Note that styck and stycken aren't really the same word – styck is used e.g. to say De kostar fem kronor styck 'They cost 5SEK a piece' and stycken is used like here.
I have found (in Skåne at least!) that it is applied to people all the time! Especially in written form. eg. Meet us at the pub? Vi är 5st. Or various other situations. People often just say Vi är 5 as well though.
I was kinda surprised how often I have come across it. Despite having read here that it could be used for people I was still uncomfortable with using it for the reason Baba7249 describes. Getting used to it now though.
With the caveat that I am not a native speaker - still learning and am terrible at actually speaking Swedish - I will give this a shot!
Att finnas is to exist - att finnas, finns, fanns, har funnits.
Att vara is to be - att vara, är, var, har varit.
So, "det finns" has more of a permanence to it than "det är" and tends to be used for things that are more... well... permanent! Whilst "det är" is used for more temporary things.
- "Det finns många hus i den här byn." (There are many houses in this village)
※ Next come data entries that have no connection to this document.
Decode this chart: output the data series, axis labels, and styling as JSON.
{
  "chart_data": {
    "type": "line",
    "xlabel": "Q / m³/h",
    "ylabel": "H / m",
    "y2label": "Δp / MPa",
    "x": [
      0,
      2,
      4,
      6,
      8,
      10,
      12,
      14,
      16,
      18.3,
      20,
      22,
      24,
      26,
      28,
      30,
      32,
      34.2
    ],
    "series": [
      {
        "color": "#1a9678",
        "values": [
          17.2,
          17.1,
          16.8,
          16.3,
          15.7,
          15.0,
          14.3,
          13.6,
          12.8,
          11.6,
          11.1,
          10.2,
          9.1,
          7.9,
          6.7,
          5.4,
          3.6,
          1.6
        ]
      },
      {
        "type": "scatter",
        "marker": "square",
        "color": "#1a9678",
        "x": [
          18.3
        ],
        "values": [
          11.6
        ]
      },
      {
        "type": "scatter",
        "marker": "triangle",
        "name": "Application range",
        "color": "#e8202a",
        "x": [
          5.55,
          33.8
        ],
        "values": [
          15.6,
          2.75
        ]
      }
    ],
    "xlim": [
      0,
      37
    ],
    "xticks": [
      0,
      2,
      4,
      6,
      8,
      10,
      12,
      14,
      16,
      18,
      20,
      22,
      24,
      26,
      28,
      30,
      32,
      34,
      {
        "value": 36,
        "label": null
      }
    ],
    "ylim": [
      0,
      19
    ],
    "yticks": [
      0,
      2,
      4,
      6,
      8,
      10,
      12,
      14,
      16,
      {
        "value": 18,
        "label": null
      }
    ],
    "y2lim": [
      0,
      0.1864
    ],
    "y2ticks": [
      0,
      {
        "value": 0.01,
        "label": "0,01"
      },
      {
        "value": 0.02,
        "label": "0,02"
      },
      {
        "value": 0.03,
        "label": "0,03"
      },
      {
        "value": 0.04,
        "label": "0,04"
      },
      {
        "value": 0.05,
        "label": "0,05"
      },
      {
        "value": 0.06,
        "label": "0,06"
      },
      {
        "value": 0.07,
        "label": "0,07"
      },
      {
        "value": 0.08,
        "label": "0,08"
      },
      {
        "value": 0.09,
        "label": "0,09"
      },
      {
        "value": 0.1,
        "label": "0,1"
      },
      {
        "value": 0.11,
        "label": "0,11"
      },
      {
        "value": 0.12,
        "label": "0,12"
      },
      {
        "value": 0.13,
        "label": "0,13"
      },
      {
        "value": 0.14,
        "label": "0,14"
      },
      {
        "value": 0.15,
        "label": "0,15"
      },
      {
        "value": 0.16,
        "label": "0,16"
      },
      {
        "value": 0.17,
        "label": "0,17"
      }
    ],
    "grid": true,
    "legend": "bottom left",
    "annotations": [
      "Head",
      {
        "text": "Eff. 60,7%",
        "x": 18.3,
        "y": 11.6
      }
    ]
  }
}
vs. "Det är en fågel i sovrummet!" (There is a bird in the bedroom!)
But it is not a hard and fast rule, just something that you become increasingly familiar with the more you use Swedish and sometimes the idiomatic usage is not obvious!
Grammatically they can be used interchangeably generally speaking so even if you get it wrong initially, you will likely be understood even if you sound a little odd!